Gray’s next single came to him in a dream, an experience he assures me is not exactly an irregular occurrence, but one that still remains somewhat prophetic. “I’m not like a superstitious person or anything,” he says, “but I do think that music kind of comes to you, rather than you looking for it.” This song in particular found him at 2AM, pouring out of his brain and onto the page in just a few minutes. Once completed, Gray fired over a rough draft to his best friend Ashley without so much as a word, then headed back to bed. “[It] was like my brain needed to get it out of me,” says Gray. ‘Winner’ begins with pained ruminations on the divorce of Gray’s parents, offering a tiny glimpse into the tumult of the singer’s life before pop stardom.

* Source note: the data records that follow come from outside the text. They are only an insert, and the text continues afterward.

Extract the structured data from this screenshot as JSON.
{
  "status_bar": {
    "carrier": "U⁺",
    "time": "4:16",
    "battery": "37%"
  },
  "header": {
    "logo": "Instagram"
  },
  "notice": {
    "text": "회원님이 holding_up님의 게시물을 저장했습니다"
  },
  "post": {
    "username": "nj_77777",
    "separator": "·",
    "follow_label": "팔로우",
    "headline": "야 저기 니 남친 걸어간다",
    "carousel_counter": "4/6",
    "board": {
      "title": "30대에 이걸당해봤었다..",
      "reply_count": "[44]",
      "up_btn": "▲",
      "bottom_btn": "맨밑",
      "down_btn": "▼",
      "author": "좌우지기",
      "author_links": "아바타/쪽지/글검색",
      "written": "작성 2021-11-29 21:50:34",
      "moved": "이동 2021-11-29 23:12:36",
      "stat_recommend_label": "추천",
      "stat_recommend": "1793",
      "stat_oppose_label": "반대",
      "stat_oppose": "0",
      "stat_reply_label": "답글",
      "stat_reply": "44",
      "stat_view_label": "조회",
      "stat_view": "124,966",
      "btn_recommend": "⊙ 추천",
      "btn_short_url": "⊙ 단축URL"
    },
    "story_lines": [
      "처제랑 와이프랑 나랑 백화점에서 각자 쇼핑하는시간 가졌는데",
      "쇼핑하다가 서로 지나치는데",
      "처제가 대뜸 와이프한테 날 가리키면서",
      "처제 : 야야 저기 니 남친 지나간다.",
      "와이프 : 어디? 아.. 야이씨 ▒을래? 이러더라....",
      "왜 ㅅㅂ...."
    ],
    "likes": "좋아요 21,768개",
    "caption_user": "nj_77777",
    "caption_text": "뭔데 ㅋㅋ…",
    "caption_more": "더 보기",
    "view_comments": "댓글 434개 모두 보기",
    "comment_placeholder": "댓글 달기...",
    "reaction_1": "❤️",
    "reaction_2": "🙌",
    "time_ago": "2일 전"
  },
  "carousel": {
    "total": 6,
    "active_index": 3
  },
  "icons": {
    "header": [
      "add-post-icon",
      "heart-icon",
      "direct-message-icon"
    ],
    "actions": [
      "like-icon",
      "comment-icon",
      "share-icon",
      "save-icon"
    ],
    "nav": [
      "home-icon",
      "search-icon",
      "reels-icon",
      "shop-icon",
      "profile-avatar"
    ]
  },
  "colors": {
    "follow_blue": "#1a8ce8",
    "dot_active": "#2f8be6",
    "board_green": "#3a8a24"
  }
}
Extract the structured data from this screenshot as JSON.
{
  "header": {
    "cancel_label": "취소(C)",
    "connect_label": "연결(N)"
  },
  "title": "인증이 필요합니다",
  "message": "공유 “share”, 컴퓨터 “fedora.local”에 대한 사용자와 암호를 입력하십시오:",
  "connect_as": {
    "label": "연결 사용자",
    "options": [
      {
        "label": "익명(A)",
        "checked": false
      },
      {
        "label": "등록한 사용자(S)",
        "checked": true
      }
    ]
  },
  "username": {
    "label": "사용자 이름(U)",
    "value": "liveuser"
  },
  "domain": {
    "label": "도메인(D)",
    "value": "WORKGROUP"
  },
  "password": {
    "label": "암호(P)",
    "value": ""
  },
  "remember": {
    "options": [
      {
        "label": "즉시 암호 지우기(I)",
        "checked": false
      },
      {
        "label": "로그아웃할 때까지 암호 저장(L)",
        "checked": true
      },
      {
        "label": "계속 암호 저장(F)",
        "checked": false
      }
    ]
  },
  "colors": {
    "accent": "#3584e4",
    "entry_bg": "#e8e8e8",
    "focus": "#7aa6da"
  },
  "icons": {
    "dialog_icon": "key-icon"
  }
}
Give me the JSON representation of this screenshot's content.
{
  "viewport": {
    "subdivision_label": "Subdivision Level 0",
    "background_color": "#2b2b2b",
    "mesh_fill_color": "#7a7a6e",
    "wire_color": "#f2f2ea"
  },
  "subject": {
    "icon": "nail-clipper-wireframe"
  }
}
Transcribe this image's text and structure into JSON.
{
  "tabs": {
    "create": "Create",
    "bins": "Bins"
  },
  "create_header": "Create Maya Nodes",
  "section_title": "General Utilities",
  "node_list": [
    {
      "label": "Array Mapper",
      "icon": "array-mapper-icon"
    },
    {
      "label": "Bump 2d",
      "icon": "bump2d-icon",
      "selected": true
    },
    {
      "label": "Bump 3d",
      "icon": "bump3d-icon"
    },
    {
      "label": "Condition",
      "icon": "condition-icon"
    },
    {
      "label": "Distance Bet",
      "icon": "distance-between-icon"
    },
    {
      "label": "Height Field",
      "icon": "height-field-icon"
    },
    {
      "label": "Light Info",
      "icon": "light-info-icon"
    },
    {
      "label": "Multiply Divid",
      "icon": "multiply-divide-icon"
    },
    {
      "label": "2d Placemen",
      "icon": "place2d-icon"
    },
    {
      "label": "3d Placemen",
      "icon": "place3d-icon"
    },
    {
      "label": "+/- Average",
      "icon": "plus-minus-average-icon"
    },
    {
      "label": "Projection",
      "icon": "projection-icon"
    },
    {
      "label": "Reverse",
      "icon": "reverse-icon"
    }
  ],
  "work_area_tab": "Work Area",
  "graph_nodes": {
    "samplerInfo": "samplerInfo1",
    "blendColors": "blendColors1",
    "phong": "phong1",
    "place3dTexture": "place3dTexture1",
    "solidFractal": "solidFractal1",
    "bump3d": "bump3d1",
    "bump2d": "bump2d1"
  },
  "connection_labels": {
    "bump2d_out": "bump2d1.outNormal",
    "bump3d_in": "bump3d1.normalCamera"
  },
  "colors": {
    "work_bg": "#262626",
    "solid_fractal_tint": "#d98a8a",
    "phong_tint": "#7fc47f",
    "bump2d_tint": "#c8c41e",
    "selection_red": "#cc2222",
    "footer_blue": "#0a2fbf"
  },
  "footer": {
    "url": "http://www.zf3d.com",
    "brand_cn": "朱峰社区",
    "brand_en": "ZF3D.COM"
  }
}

Gray has spoken openly about his fractured family dynamic many times, dropping lyrical crumbs across past odes like Superache’s ‘Family Line’ (“God, I have my father’s eyes/But my sister’s when I cry”) and Kidd Krow’s ‘The Story’ that yearn to breakfree from the strife and heartache of blood ties. But ‘Winner’ is different. The track is balladic in the way of a Karaoke epic that should only be sung, or screamed, after two bottles of wine, kitted out with the ever-building orchestral fluorishes of Greg Kurstin (Grammy award-winning songwriter and producer to the likes of Lily Allen & Adele). The duo work in tandem to pull every last morsel from the deepest recesses of Gray’s heart and soul, telling a tale that relishes in the defeat after a lengthy struggle. “There’s no one who has ever done better, at making me feel worse/You really are the winner” he croons with force over sizzling guitar rips. Barely disguising his heartfelt platitudes on family and retribution, Gray amps up the codes of nostalgia tenfold in the track’s accompanying visuals. ‘Winner’ is a riff on a darker side of the American Dream, where the picket fence is smashed to smithereens and animosity lurks in the drains of a suburban cul de sac.